I have the following initial value problem:
$$\tag{IVP}\label{IVP}
\begin{cases}
x^\prime(t) = -\sqrt[3]{x}\\
x(0) = x_0
\end{cases}
$$
and I have to show that for every $x_0 \in \mathbb R$ a solution to \eqref{IVP} exists and it is unique.
Existence is not an issue, as the function $f(x) := -\sqrt[3]{x}$ is continuous, hence Peano's Theorem applies. But what about uniqueness?

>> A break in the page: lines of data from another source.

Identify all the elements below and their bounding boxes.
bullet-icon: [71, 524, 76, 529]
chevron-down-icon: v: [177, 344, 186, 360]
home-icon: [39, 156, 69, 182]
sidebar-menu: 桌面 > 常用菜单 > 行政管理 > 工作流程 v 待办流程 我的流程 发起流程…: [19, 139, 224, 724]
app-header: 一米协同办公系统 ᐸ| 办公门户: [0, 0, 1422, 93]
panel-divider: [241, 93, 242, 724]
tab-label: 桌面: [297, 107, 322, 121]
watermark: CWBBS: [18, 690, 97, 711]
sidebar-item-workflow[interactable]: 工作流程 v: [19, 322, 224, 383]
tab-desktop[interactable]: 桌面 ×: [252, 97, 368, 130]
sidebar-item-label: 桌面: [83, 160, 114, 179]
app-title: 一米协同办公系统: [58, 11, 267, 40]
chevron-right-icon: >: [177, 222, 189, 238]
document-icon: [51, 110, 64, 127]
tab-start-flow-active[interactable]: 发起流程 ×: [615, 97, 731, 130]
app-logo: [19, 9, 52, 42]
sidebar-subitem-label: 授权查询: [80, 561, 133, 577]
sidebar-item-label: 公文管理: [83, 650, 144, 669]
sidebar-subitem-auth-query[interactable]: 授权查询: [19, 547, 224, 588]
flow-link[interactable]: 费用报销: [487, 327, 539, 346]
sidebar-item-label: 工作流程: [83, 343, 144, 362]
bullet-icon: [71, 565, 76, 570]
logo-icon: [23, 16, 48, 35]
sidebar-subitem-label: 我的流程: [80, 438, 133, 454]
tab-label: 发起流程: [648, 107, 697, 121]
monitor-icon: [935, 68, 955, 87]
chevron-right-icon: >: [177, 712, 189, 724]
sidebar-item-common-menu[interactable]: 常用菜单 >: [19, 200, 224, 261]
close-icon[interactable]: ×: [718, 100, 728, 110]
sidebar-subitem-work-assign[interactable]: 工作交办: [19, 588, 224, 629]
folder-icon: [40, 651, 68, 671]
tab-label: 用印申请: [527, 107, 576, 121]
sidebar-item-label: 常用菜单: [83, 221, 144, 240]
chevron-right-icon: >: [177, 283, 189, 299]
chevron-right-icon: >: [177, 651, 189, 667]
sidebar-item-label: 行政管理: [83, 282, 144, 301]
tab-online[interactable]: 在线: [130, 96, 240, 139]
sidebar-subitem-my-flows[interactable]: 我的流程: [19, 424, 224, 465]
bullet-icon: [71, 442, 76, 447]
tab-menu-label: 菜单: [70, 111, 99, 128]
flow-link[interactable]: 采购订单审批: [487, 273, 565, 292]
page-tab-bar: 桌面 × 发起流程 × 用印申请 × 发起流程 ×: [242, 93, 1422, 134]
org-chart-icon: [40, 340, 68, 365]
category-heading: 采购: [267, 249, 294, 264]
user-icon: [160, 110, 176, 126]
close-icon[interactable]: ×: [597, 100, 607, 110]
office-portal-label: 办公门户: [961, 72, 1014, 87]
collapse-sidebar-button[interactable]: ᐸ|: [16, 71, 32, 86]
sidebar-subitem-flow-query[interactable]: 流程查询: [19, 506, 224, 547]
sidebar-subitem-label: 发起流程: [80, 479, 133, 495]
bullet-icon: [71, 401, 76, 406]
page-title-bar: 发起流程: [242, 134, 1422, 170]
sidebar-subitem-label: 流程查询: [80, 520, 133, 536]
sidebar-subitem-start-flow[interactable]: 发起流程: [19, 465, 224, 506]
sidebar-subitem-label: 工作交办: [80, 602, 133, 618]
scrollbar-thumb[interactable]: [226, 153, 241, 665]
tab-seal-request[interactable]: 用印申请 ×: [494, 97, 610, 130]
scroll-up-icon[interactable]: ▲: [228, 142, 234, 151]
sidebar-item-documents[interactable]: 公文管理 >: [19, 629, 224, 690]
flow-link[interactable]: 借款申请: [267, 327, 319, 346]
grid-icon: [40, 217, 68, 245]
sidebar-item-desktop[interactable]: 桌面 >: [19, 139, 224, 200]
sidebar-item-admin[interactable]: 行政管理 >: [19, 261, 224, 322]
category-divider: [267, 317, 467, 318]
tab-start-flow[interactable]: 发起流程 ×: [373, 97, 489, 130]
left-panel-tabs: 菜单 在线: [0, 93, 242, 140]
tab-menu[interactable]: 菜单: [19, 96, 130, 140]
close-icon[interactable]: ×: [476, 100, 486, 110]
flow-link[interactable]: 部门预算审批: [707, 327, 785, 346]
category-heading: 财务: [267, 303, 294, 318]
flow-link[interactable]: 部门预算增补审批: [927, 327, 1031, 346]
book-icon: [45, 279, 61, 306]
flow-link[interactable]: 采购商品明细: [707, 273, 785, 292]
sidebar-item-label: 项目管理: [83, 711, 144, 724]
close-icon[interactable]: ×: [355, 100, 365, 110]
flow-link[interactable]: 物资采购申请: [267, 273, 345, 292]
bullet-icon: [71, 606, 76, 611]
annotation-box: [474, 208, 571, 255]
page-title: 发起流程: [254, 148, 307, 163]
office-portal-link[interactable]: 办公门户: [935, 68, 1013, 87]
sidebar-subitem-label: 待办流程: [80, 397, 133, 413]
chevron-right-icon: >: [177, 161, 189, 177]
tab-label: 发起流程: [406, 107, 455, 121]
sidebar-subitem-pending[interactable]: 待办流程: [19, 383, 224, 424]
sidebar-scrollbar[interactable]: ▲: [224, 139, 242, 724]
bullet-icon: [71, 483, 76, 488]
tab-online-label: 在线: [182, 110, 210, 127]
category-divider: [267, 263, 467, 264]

Here are my considerations. As long as the solution is positive/negative it is decreasing/increasing. Let us suppose $x_0<0$. Then for $t$ small enough it remains negative so that I can divide
$$
\frac{x^\prime(t)}{\sqrt[3]{x}} = -1
$$
which by integration yields
$$
\int_{x_0}^{x(t)} \frac{dy}{\sqrt[3]{y}} = – t, \qquad \text{i.e. } x(t) = \left(-\frac{2}{3}t + x_0^{2/3}\right)^{3/2}
$$
and here comes already a problem: the formula I have found implies $x\ge 0$ (it is a square root!). Where am I mistaken? How can I show uniqueness? Thanks.
Best Answer
For $x_0 = 0$ there is multiplicity of solutions. Indeed, one solution is $x(t) \equiv 0$, and another one is $$ y(t) := \begin{cases} (-\frac{2}{3} t)^{3/2}, & \text{if}\ t < 0,\\ 0, & \text{if}\ t \geq 0. \end{cases} $$